The European Commission is “intensively” trying to get member states to give it a mandate to negotiate a security and defence partnership with the United Kingdom, a top EU official said on Monday.
Negotiating such a partnership requires the unanimous approval of all 27 member states, but some countries, like France, have already signalled they want any security pact to be included in a wider reset in relations, seemingly returning to the Brexit mantra that ‘nothing is agreed until everything is agreed’.
For the EU’s external action service (EEAS), increased cooperation on security and defence with the UK “is a must” because the current geopolitical context is “dramatically” different from when the two sides struck the Trade and Cooperation Agreement (TCA) that lays out the terms of their relationship, its Managing Director for Europe, Matti Maasikas, told lawmakers on Monday.

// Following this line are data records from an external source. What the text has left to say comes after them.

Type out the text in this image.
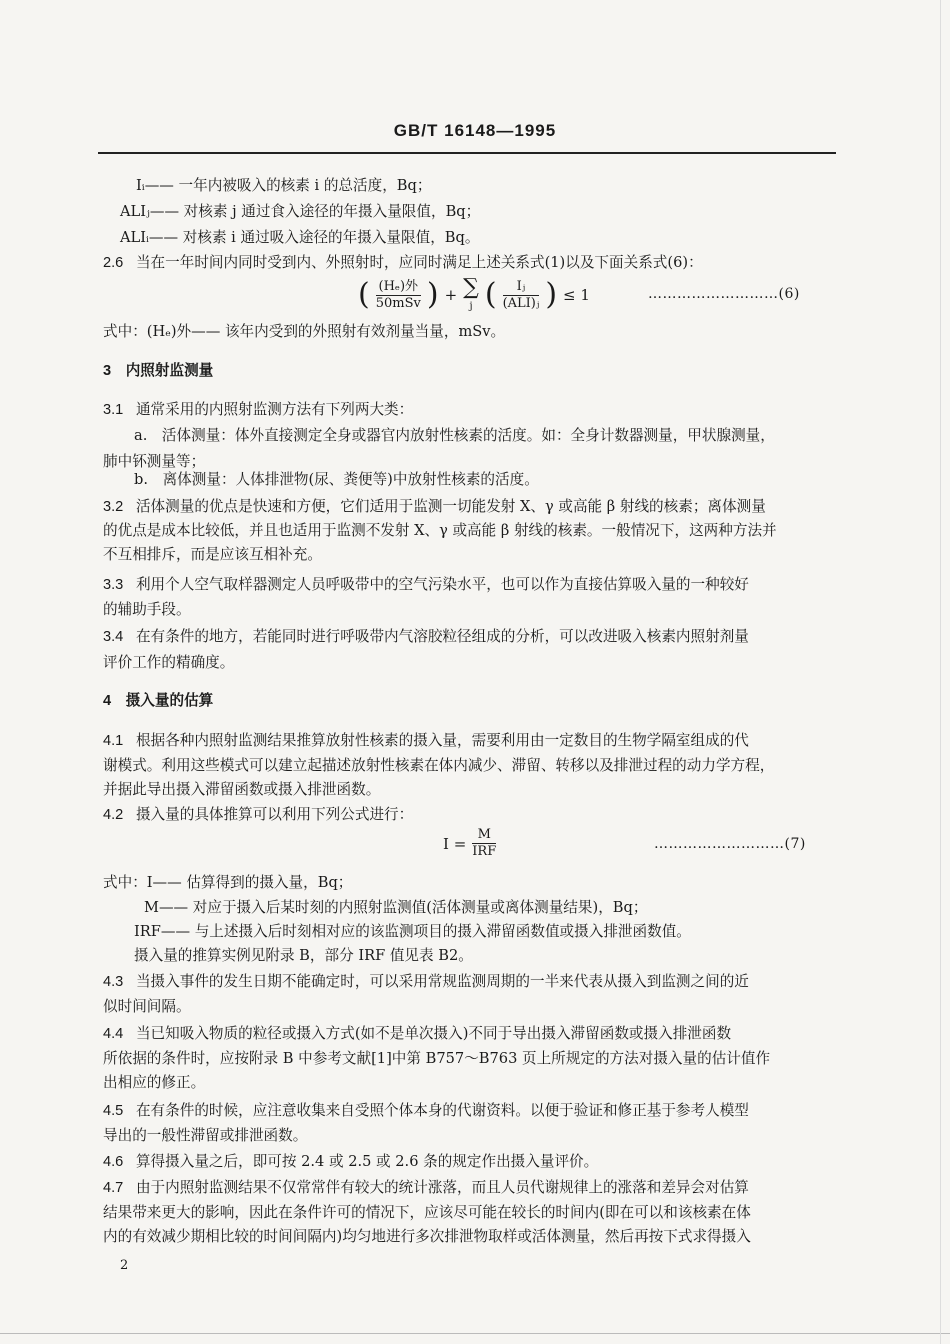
GB/T 16148—1995
Iᵢ—— 一年内被吸入的核素 i 的总活度，Bq；
ALIⱼ—— 对核素 j 通过食入途径的年摄入量限值，Bq；
ALIᵢ—— 对核素 i 通过吸入途径的年摄入量限值，Bq。
2.6 当在一年时间内同时受到内、外照射时，应同时满足上述关系式(1)以及下面关系式(6)：
( $\frac{\text{(Hₑ)外}}{\text{50mSv}}$ ) + ∑
j ( $\frac{\text{Iⱼ}}{\text{(ALI)ⱼ}}$ ) ≤ 1	………………………(6)
式中：(Hₑ)外—— 该年内受到的外照射有效剂量当量，mSv。
3　内照射监测量
3.1 通常采用的内照射监测方法有下列两大类：
a.　活体测量：体外直接测定全身或器官内放射性核素的活度。如：全身计数器测量，甲状腺测量，
肺中钚测量等；
b.　离体测量：人体排泄物(尿、粪便等)中放射性核素的活度。
3.2 活体测量的优点是快速和方便，它们适用于监测一切能发射 X、γ 或高能 β 射线的核素；离体测量
的优点是成本比较低，并且也适用于监测不发射 X、γ 或高能 β 射线的核素。一般情况下，这两种方法并
不互相排斥，而是应该互相补充。
3.3 利用个人空气取样器测定人员呼吸带中的空气污染水平，也可以作为直接估算吸入量的一种较好
的辅助手段。
3.4 在有条件的地方，若能同时进行呼吸带内气溶胶粒径组成的分析，可以改进吸入核素内照射剂量
评价工作的精确度。
4　摄入量的估算
4.1 根据各种内照射监测结果推算放射性核素的摄入量，需要利用由一定数目的生物学隔室组成的代
谢模式。利用这些模式可以建立起描述放射性核素在体内减少、滞留、转移以及排泄过程的动力学方程，
并据此导出摄入滞留函数或摄入排泄函数。
4.2 摄入量的具体推算可以利用下列公式进行：
$I = \frac{M}{\text{IRF}}$	………………………(7)
式中：I—— 估算得到的摄入量，Bq；
M—— 对应于摄入后某时刻的内照射监测值(活体测量或离体测量结果)，Bq；
IRF—— 与上述摄入后时刻相对应的该监测项目的摄入滞留函数值或摄入排泄函数值。
摄入量的推算实例见附录 B，部分 IRF 值见表 B2。
4.3 当摄入事件的发生日期不能确定时，可以采用常规监测周期的一半来代表从摄入到监测之间的近
似时间间隔。
4.4 当已知吸入物质的粒径或摄入方式(如不是单次摄入)不同于导出摄入滞留函数或摄入排泄函数
所依据的条件时，应按附录 B 中参考文献[1]中第 B757～B763 页上所规定的方法对摄入量的估计值作
出相应的修正。
4.5 在有条件的时候，应注意收集来自受照个体本身的代谢资料。以便于验证和修正基于参考人模型
导出的一般性滞留或排泄函数。
4.6 算得摄入量之后，即可按 2.4 或 2.5 或 2.6 条的规定作出摄入量评价。
4.7 由于内照射监测结果不仅常常伴有较大的统计涨落，而且人员代谢规律上的涨落和差异会对估算
结果带来更大的影响，因此在条件许可的情况下，应该尽可能在较长的时间内(即在可以和该核素在体
内的有效减少期相比较的时间间隔内)均匀地进行多次排泄物取样或活体测量，然后再按下式求得摄入
2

“What could we do more? This being the EU you need the legal framework, you need legal basis to do things and since the foreign policy declaration was left out of the Trade and Cooperation Agreement, we need to find new ways and a new basis for our cooperation,” Maasikas told lawmakers from Brussels and London gathered at the European Parliament for an EU-UK Parliamentary Partnership Assembly.
“The Security and defence partnership could be one of those instruments, should be if you ask me, if you ask the High Representative.”

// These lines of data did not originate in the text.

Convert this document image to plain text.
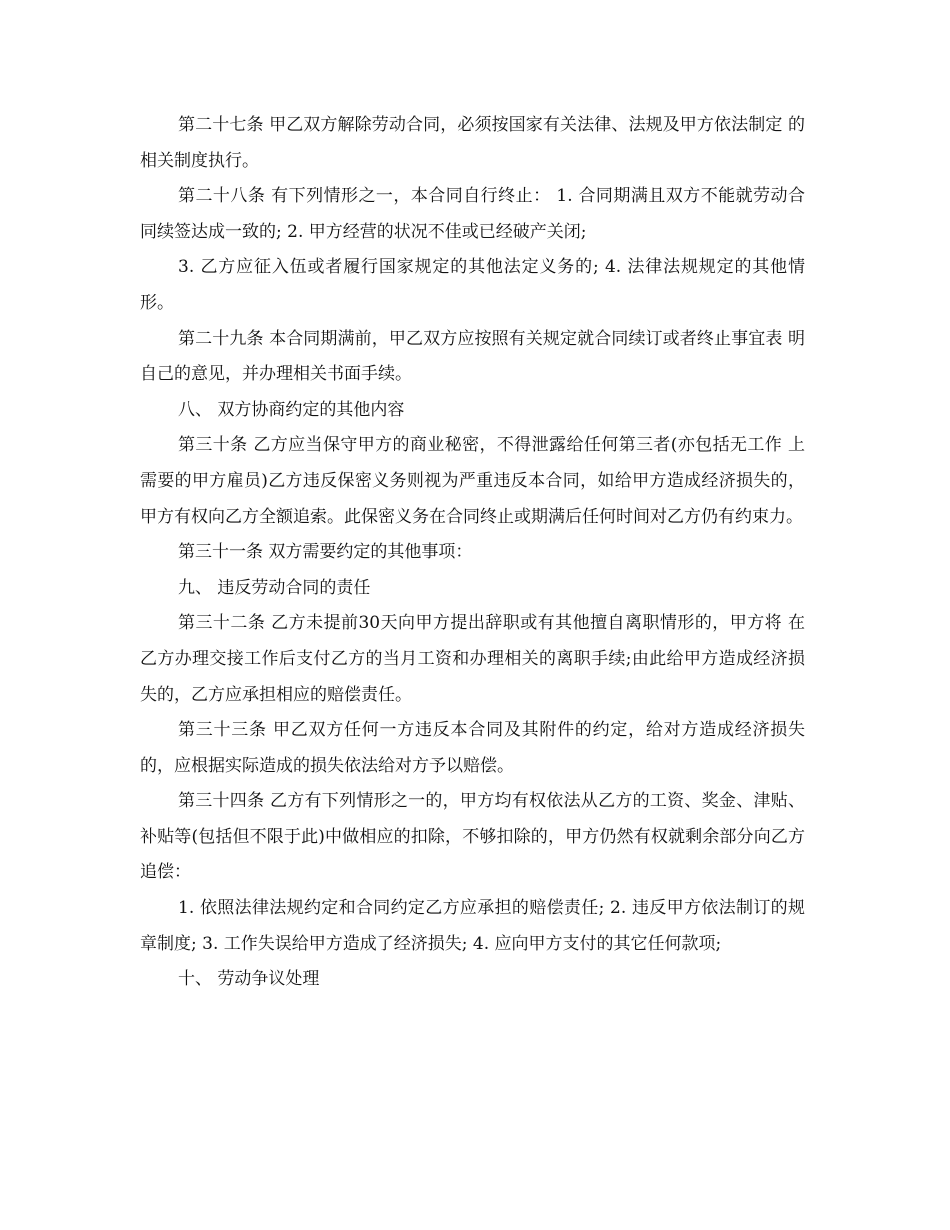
第二十七条 甲乙双方解除劳动合同，必须按国家有关法律、法规及甲方依法制定 的相关制度执行。

第二十八条 有下列情形之一，本合同自行终止： 1. 合同期满且双方不能就劳动合同续签达成一致的; 2. 甲方经营的状况不佳或已经破产关闭;

3. 乙方应征入伍或者履行国家规定的其他法定义务的; 4. 法律法规规定的其他情形。

第二十九条 本合同期满前，甲乙双方应按照有关规定就合同续订或者终止事宜表 明自己的意见，并办理相关书面手续。

八、 双方协商约定的其他内容

第三十条 乙方应当保守甲方的商业秘密，不得泄露给任何第三者(亦包括无工作 上需要的甲方雇员)乙方违反保密义务则视为严重违反本合同，如给甲方造成经济损失的，甲方有权向乙方全额追索。此保密义务在合同终止或期满后任何时间对乙方仍有约束力。

第三十一条 双方需要约定的其他事项：

九、 违反劳动合同的责任

第三十二条 乙方未提前30天向甲方提出辞职或有其他擅自离职情形的，甲方将 在乙方办理交接工作后支付乙方的当月工资和办理相关的离职手续;由此给甲方造成经济损失的，乙方应承担相应的赔偿责任。

第三十三条 甲乙双方任何一方违反本合同及其附件的约定，给对方造成经济损失 的，应根据实际造成的损失依法给对方予以赔偿。

第三十四条 乙方有下列情形之一的，甲方均有权依法从乙方的工资、奖金、津贴、补贴等(包括但不限于此)中做相应的扣除，不够扣除的，甲方仍然有权就剩余部分向乙方追偿：

1. 依照法律法规约定和合同约定乙方应承担的赔偿责任; 2. 违反甲方依法制订的规章制度; 3. 工作失误给甲方造成了经济损失; 4. 应向甲方支付的其它任何款项;

十、 劳动争议处理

“For that, the High Representative needs the mandate from the EU Council, meaning the consent of all member states, the discussions are intensively ongoing to obtain this mandate,” he added.

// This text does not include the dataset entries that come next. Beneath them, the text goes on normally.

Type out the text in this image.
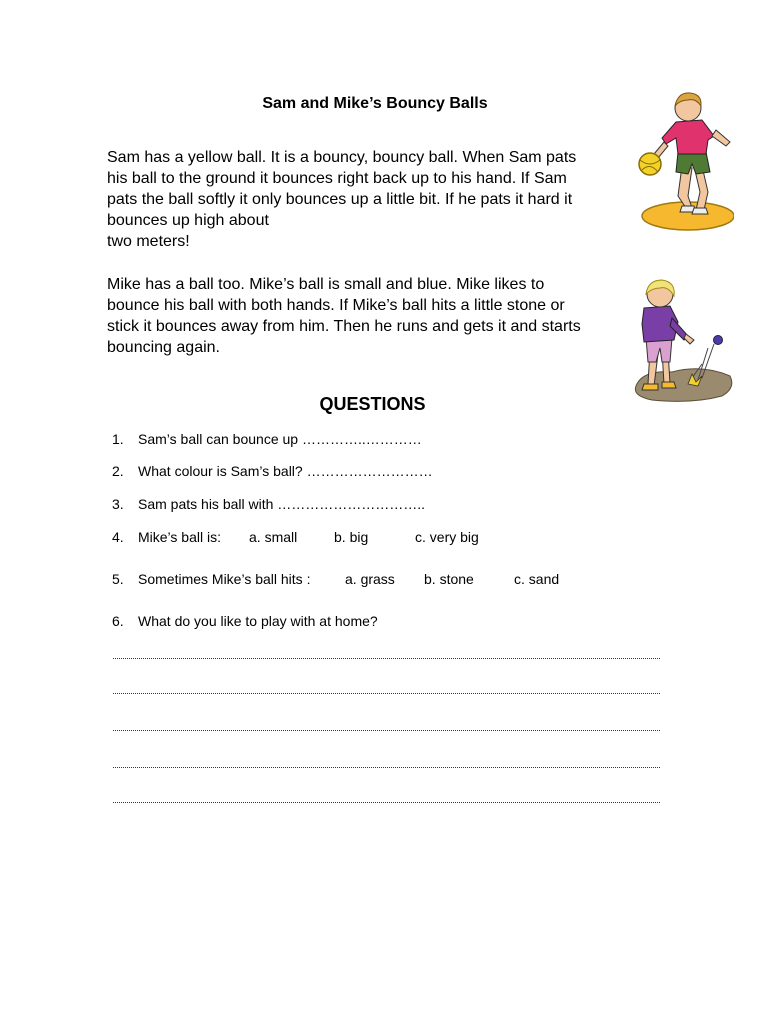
Sam and Mike’s Bouncy Balls
Sam has a yellow ball. It is a bouncy, bouncy ball. When Sam pats
his ball to the ground it bounces right back up to his hand. If Sam
pats the ball softly it only bounces up a little bit. If he pats it hard it
bounces up high about
two meters!
Mike has a ball too. Mike’s ball is small and blue. Mike likes to
bounce his ball with both hands. If Mike’s ball hits a little stone or
stick it bounces away from him. Then he runs and gets it and starts
bouncing again.
QUESTIONS
1. Sam’s ball can bounce up …………..…………
2. What colour is Sam’s ball? ………………………
3. Sam pats his ball with …………………………..
4. Mike’s ball is: a. small	b. big	c. very big
5. Sometimes Mike’s ball hits : a. grass b. stone	c. sand
6. What do you like to play with at home?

British Prime Minister Keir Starmer, who came to power last summer, has been pushing for a security and defence pact which he said last month should focus on research and development, military mobility across Europe, greater cooperation on missions and operations, and industrial collaboration.
Nick Thomas-Symonds, Britain’s minister for EU relations, told the same joint parliamentary assembly on Monday that the UK is “ready to negotiate” while Catriona Mace, the foreign and development policy director at the UK Mission to the EU, said that “the status quo should not be the extent of our ambition”.
“We already work closely on our collective security,” she said. “We must do more together.”
Donald Trump’s abrupt decision to launch talks with Russia on the end of its war in Ukraine has accelerated the rapprochement between the UK and EU member states with a flurry of leaders’ meetings in various formats held over the past five weeks to discuss European defence and security guarantees for Ukraine.
On this topic, France and the UK are more in lockstep, having both indicated their readiness to send troops to Ukraine as part of a peacekeeping mission following a negotiated truce between Moscow and Kyiv.
High representative Kaja Kallas, who has tabled an initiative for a coalition of the willing to provide military support worth up to €40 billion in the short term to Ukraine, is scheduled to visit the UK on Wednesday where she will meet Chief of the Defence Staff Tony Radakin.
“I have high hopes on very fruitful discussions on all the issues,” Maasikas told lawmakers, “on the pragmatic cooperation that goes on, and also on widening the basis for this cooperation.”